Über 6000 Wasserwerke sind in Deutschland für die Wassergewinnung und
Verteilung zuständig, ebenso - sollte das geförderte Grundwasser nicht den
Anforderungen entsprechen - wie für die Aufbereitung,. Die Haupttrinkwasserquelle
ist in Deutschland das Grundwasser. Dies gilt insbesondere für Bayern und
Schleswig-Holstein.
Erschließung früher und heute
Zu früheren Zeiten wurde das Grundwasser über einen einfachen Schacht und
ein Hebelwerk erschlossen. Schon lange hat jedoch die Technik auch in diesem
Bereich Einzug gehalten, sodaß diese einfachen Anlagen durch vertikale
Kiesschüttungs- und Horizontalfilterbrunnen abgelöst wurden. Die
Erschließungsart richtet sich nach den Grundwasserverhältnissen.

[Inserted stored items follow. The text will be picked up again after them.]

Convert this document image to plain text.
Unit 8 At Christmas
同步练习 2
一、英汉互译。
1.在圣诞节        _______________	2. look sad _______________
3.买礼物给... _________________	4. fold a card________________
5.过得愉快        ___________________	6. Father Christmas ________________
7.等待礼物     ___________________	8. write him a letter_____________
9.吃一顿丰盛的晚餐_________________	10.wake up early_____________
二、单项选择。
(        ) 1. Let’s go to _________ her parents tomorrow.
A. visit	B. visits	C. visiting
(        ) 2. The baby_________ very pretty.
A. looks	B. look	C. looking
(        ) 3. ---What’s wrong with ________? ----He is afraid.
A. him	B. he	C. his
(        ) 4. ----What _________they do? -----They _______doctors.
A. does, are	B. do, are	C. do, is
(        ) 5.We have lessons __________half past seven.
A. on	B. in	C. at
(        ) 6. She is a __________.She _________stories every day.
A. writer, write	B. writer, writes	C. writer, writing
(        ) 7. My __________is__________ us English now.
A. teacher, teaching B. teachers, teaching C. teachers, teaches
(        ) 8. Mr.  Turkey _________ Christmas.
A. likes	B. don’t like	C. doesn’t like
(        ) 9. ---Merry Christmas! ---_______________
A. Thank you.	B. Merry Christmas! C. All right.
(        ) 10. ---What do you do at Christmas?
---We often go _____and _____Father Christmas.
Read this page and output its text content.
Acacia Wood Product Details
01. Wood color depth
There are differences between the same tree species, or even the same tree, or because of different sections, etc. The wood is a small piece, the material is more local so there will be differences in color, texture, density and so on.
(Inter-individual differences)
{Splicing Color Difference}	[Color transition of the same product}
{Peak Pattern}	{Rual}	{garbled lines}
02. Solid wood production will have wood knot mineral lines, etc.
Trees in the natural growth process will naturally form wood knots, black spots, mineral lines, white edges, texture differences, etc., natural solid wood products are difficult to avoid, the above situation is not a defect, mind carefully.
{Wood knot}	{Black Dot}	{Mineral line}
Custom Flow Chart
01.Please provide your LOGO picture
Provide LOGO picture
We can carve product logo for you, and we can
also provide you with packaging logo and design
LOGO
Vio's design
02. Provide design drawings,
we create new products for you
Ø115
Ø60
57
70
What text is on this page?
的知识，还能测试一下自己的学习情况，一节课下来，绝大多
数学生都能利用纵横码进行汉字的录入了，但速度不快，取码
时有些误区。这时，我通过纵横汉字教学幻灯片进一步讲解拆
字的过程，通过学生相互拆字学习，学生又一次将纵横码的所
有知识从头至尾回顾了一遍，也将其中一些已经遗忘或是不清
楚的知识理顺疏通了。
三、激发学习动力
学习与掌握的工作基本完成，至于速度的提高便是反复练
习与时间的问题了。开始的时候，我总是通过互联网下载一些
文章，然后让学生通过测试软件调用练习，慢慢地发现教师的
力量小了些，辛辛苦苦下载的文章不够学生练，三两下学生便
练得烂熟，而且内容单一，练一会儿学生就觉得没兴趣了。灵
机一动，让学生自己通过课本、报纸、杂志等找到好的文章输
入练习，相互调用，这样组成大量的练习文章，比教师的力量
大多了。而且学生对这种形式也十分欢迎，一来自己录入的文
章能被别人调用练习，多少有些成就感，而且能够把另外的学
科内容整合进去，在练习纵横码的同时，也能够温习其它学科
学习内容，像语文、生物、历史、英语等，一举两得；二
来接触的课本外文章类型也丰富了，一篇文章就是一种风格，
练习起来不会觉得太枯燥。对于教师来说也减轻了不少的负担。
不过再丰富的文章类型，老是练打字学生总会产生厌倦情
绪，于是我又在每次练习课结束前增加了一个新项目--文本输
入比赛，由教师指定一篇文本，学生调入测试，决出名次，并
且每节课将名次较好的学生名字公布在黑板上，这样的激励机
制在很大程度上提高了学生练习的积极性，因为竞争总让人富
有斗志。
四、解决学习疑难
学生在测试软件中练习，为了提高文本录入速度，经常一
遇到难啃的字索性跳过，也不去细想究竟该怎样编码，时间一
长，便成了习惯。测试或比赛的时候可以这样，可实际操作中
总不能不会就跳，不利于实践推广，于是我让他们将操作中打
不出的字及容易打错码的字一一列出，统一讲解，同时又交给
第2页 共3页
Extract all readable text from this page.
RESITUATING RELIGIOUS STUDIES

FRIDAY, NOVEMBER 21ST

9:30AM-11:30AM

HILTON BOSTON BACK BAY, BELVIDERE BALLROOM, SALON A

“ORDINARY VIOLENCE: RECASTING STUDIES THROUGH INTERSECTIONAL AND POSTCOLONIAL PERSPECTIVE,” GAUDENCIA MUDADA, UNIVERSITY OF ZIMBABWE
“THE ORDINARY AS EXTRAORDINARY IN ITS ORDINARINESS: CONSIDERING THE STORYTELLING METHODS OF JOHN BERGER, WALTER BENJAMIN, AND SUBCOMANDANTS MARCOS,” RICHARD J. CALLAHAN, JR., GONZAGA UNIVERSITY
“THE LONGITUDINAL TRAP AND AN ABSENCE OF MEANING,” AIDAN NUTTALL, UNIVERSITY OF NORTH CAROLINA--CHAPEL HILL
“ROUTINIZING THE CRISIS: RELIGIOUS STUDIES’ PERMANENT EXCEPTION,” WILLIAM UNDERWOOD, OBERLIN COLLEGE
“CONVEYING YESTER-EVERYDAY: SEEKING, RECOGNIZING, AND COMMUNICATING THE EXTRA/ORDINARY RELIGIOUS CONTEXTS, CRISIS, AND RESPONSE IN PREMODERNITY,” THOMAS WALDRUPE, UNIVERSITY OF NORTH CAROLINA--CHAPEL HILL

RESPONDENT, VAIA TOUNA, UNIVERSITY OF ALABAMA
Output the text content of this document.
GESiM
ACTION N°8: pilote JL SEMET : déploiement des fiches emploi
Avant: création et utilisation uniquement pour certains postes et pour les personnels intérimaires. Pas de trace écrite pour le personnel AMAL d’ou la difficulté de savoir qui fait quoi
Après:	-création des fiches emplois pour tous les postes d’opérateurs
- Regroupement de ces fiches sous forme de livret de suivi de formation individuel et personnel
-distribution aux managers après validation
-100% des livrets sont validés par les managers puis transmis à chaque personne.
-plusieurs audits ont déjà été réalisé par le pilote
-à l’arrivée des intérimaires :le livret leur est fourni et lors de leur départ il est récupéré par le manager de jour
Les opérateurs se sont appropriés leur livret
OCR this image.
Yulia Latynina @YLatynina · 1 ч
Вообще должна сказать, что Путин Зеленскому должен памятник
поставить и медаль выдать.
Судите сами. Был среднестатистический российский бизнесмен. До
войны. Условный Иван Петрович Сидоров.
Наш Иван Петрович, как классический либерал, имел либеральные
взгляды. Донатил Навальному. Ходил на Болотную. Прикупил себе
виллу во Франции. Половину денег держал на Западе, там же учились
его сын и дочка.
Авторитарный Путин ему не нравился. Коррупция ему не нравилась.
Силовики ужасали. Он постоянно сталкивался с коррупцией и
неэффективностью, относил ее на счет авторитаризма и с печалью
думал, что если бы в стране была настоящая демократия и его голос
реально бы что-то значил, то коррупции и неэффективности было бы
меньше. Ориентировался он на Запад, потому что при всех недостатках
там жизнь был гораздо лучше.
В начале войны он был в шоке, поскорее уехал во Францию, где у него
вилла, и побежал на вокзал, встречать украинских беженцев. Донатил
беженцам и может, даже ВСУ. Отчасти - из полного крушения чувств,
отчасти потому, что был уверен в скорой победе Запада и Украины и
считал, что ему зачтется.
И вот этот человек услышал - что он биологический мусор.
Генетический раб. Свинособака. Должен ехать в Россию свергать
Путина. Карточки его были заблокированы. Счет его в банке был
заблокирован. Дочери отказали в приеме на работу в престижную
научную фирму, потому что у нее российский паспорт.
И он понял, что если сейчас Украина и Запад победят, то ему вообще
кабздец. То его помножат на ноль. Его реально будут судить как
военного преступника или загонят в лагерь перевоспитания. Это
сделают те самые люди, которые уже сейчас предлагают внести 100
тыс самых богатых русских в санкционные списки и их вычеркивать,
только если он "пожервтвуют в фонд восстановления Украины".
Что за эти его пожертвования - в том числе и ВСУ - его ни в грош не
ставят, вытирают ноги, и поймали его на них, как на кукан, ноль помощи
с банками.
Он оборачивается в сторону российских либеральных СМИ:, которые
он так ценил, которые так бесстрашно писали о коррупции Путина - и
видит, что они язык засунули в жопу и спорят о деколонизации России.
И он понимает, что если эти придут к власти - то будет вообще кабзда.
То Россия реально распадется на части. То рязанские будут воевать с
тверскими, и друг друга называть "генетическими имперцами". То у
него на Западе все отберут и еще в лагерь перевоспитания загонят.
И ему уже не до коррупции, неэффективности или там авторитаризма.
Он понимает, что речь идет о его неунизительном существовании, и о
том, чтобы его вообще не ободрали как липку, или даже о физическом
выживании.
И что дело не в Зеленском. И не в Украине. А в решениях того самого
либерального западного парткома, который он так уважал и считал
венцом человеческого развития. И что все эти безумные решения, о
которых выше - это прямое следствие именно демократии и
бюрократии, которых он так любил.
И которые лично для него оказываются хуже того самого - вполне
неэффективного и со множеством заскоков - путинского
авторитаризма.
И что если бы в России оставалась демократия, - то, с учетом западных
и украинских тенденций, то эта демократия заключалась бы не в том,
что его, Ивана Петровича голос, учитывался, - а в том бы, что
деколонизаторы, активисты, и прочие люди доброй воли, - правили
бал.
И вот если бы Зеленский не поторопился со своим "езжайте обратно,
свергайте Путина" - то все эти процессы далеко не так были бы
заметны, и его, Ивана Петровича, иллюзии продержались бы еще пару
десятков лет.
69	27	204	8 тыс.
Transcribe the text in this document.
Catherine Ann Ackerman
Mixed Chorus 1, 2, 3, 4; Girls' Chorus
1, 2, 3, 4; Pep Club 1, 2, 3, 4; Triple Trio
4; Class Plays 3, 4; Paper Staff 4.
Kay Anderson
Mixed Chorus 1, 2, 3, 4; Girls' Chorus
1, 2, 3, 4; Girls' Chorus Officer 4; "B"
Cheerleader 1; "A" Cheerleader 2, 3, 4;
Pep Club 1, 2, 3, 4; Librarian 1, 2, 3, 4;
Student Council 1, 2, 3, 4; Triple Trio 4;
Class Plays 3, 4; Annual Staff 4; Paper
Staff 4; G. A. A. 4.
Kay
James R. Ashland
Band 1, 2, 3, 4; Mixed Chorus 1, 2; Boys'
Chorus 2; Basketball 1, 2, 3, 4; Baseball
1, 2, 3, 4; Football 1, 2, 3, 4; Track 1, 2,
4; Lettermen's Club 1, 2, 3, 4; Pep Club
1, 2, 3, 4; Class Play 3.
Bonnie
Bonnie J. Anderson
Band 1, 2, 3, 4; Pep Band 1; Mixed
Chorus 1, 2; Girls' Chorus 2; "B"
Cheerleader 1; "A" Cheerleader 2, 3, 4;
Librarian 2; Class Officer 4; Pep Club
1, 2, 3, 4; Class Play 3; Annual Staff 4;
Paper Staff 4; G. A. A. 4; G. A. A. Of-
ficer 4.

Schachtbrunnen,Vertikalbrunnen, Horizontalbrunnen und Quellwasser
Liegt der Grundwasserspiegel nicht zu tief kann das Wasser durch einen
Schachtbrunnen gefördert werden. Der Vertikalbrunnen besteht aus senkrechten,
gelochten Rohren mit einer Kiesumhüllung in der wasserführenden Schicht, wobei
die Anordnung reihenförmig erfolgt, einer sogenannten Brunnengalerie. Auf diese
Weise können auch Wasserreservoirs in mehreren hundert Metern Tiefe erschlossen
werden. Ein Horizontalbrunnen besteht aus einem breiten, geschlossen Schacht,
der bis in die wasserführende Schicht hineinreicht. Das Wasser wird mittels
sternförmig nach allen Seiten horizontal verlegter Filterrohre gefördert.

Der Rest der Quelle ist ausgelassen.